Nowhere dense sets are meager, and meager sets have empty interior. Contrapositively, sets with dense interior
are residual, and residual sets are somewhere dense.  Taking complements instead of contrapositives, we see that open dense sets are co-meager,and co-meager sets are dense.

While there are certainly many analogies between meager sets and null sets (for instance, both classes are closed under countable unions, or under intersections with arbitrary sets), the two concepts can differ in practice.  For instance, in the real line ${\Bbb R}$ with the standard metric and measure space structures, the set

$\bigcup_{n=1}^\infty (q_n - 2^{-n}, q_n + 2^{-n}),$ (1)

where $q_1, q_2, \ldots$ is an enumeration of the rationals, is open and dense, but has Lebesgue measure at most 2; thus its complement has infinite measure in ${\Bbb R}$ but is nowhere dense (hence meager).  As a variant of this, the set

$\bigcap_{m=1}^\infty \bigcup_{n=1}^\infty (q_n - 2^{-n}/m, q_n + 2^{-n}/m),$ (2)

is a null set, but is the intersection of countably many open dense sets and is thus co-meager.

Exercise 3. A real number x is Diophantine if for every $\varepsilon > 0$ there exists $c_\varepsilon > 0$ such that $|x - \frac{a}{q}| \geq \frac{c_\varepsilon}{|q|^{2+\varepsilon}}$ for every rational number $\frac{a}{q}$.  Show that  the set of Diophantine real numbers has full measure but is meager.  $\diamond$

Remark 1. If one assumes some additional axioms of set theory (e.g. the continuum hypothesis), it is possible to show that the collection of meager subsets of ${\Bbb R}$ and the collection of null subsets of ${\Bbb R}$ (viewed as $\sigma$-ideals of the collection of all subsets of ${\Bbb R}$) are isomorphic; this is the Sierpinski-Erdös theorem, which we will not prove here.  Roughly speaking, this theorem tells us that any “effective” first-order statement which is true about meager sets will also be true about null sets, and conversely. $\diamond$

– The uniform boundedness principle –

As mentioned in the introduction, the Baire category theorem implies various equivalences between qualitative and quantitative properties of linear transformations between Banach spaces.  (Lemma 1 of Notes 3 already gives a prototypical such equivalence between a qualitative property (continuity) and a quantitative one (boundedness).)

Theorem 2. (Uniform boundedness principle)  Let X be a Banach space, let Y be a normed vector space, and let $(T_\alpha)_{\alpha \in A}$ be a family of continuous linear operators $T_\alpha: X \to Y$.  Then the following are equivalent:

1. (Pointwise boundedness) For every $x \in X$, the set $\{ T_\alpha x: \alpha \in A \}$ is bounded.
2. (Uniform boundedness) The operator norms $\{ \|T_\alpha \|_{op}: \alpha \in A \}$ are bounded.

The uniform boundedness principle is also known as the Banach-Steinhaus theorem.

Proof.
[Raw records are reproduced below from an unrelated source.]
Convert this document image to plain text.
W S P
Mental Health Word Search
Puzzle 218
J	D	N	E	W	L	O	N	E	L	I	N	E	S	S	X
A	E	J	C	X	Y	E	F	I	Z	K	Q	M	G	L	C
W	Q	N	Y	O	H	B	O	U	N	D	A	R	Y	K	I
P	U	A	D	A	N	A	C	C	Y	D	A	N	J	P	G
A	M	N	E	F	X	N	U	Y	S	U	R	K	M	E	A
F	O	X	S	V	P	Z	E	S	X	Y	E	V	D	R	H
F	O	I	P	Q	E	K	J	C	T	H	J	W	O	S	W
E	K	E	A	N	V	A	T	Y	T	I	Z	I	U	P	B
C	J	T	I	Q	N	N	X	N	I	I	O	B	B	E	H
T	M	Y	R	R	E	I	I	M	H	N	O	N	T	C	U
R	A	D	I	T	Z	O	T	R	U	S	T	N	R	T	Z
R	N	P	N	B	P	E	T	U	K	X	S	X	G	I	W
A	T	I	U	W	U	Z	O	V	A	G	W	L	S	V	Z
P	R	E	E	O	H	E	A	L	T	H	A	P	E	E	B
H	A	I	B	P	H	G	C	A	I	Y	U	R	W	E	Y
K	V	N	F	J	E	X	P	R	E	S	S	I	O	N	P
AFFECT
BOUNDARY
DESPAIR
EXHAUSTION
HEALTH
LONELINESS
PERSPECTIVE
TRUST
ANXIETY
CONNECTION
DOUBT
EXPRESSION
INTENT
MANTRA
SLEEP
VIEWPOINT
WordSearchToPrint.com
It is clear that 2. implies 1.; now assume 1 holds and let us obtain 2.

For each $n = 1, 2, \ldots$, let $E_n$ be the set

$E_n := \{ x \in X: \| T_\alpha x \|_Y \leq n \hbox{ for all } \alpha \in A \}$. (3)

The hypothesis 1 is nothing more than the assertion that the $E_n$ cover X, and thus by the Baire category theorem must be dense in a ball.  Since the $T_\alpha$ are continuous, the $E_n$ are closed, and so one of the $E_n$ contains a ball.  Since $E_n - E_n \subset E_{2n}$, we see that one of the $E_n$ contains a ball centred at the origin.  Dilating n as necessary, we see that one of the $E_n$ contains the unit ball $B(0,1)$.  But then all the $\|T_\alpha\|_{op}$ are bounded by n, and the claim follows. $\Box$

Exercise 4. Give counterexamples to show that the uniform boundedness principle fails if one relaxes the assumptions in any of the following ways:

1. X is merely a normed vector space rather than a Banach space (i.e. completeness is dropped).
2. The $T_\alpha$ are not assumed to be continuous.
3. The $T_\alpha$ are allowed to be nonlinear rather than linear.
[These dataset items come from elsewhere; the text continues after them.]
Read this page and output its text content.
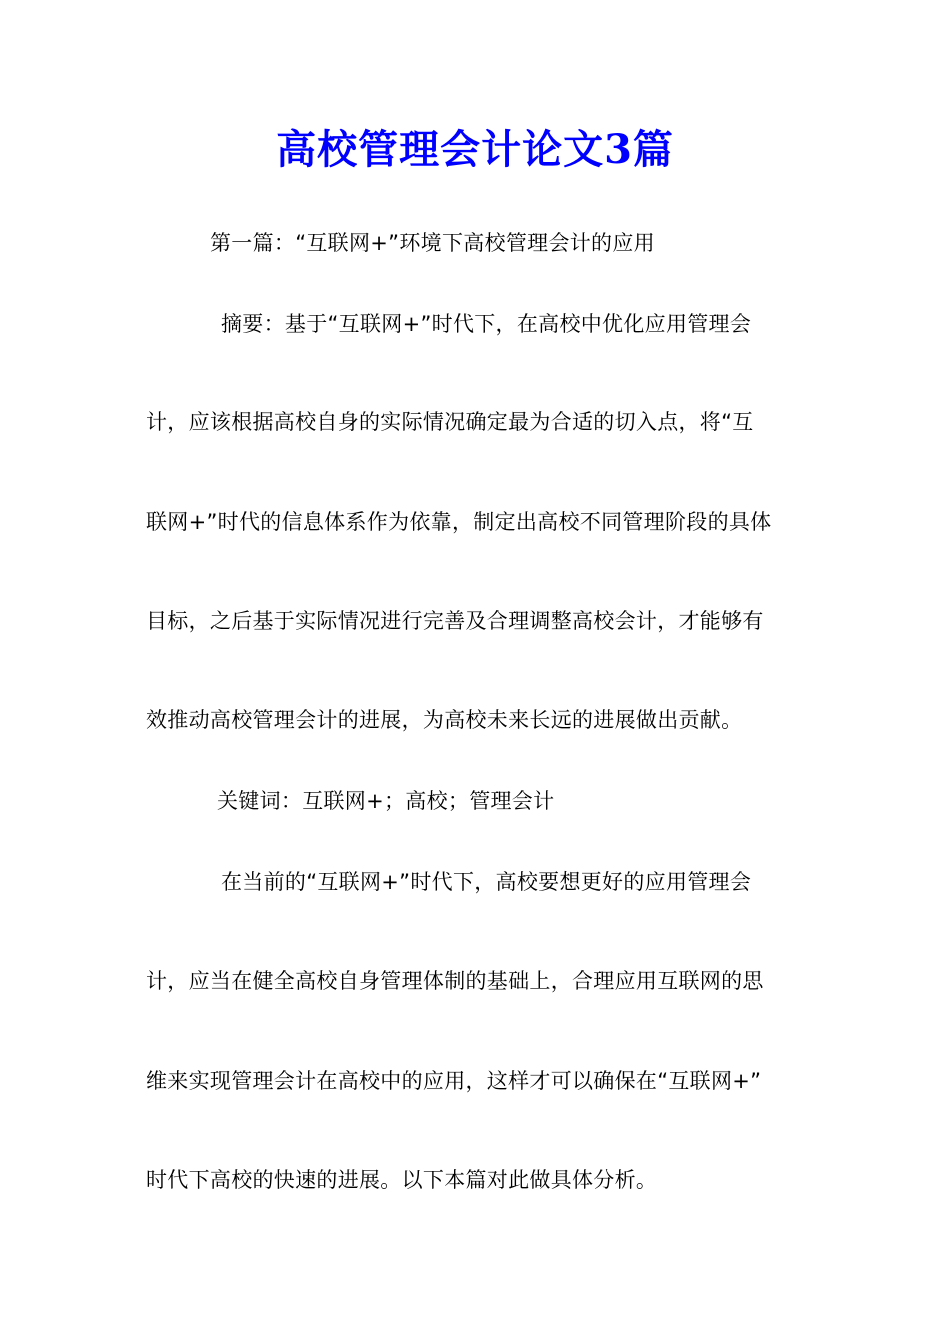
高校管理会计论文3篇
第一篇：“互联网+”环境下高校管理会计的应用
摘要：基于“互联网+”时代下，在高校中优化应用管理会
计，应该根据高校自身的实际情况确定最为合适的切入点，将“互
联网+”时代的信息体系作为依靠，制定出高校不同管理阶段的具体
目标，之后基于实际情况进行完善及合理调整高校会计，才能够有
效推动高校管理会计的进展，为高校未来长远的进展做出贡献。
关键词：互联网+；高校；管理会计
在当前的“互联网+”时代下，高校要想更好的应用管理会
计，应当在健全高校自身管理体制的基础上，合理应用互联网的思
维来实现管理会计在高校中的应用，这样才可以确保在“互联网+”
时代下高校的快速的进展。以下本篇对此做具体分析。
Thus completeness, continuity, and linearity are all essential for the uniform boundedness principle to apply. $\diamond$

Remark 2. It is instructive to establish the uniform boundedness principle more “constructively” without the Baire category theorem (though the proof of the Baire category theorem is still implicitly present), as follows.  Suppose that 2 fails, then $\|T_\alpha\|_{op}$ is unbounded.  We can then find a sequence $\alpha_n \in A$ such that $\| T_{\alpha_{n+1}} \|_{op} > 100^n \| T_{\alpha_n} \|_{op}$ (say) for all n.  We can then find unit vectors $x_n$ such that $\| T_{\alpha_n} x_n \|_Y \geq \frac{1}{2} \| T_{\alpha_n} \|_{op}$.

We can then form the absolutely convergent (and hence conditionally convergent, by completeness) sum $x = \sum_{n=1}^\infty \epsilon_n 10^{-n} x_n$ for some choice of signs $\epsilon_n = \pm 1$ recursively as follows: once $\epsilon_1,\ldots,\epsilon_{n-1}$ have been chosen, choose the sign $\epsilon_n$ so that

$\|\sum_{m=1}^n \epsilon_m 10^{-m} T_{\alpha_m} x_m \|_Y \geq \| 10^{-n} T_{\alpha_n} x_n \|_Y \geq \frac{1}{2} 10^{-n} \| T_{\alpha_n} \|_{op}$.  (4)

From the triangle inequality we soon conclude that

$\| T_{\alpha_n} x \|_Y \geq \frac{1}{4} 10^{-n} \| T_{\alpha_n} \|_{op}.$ (5)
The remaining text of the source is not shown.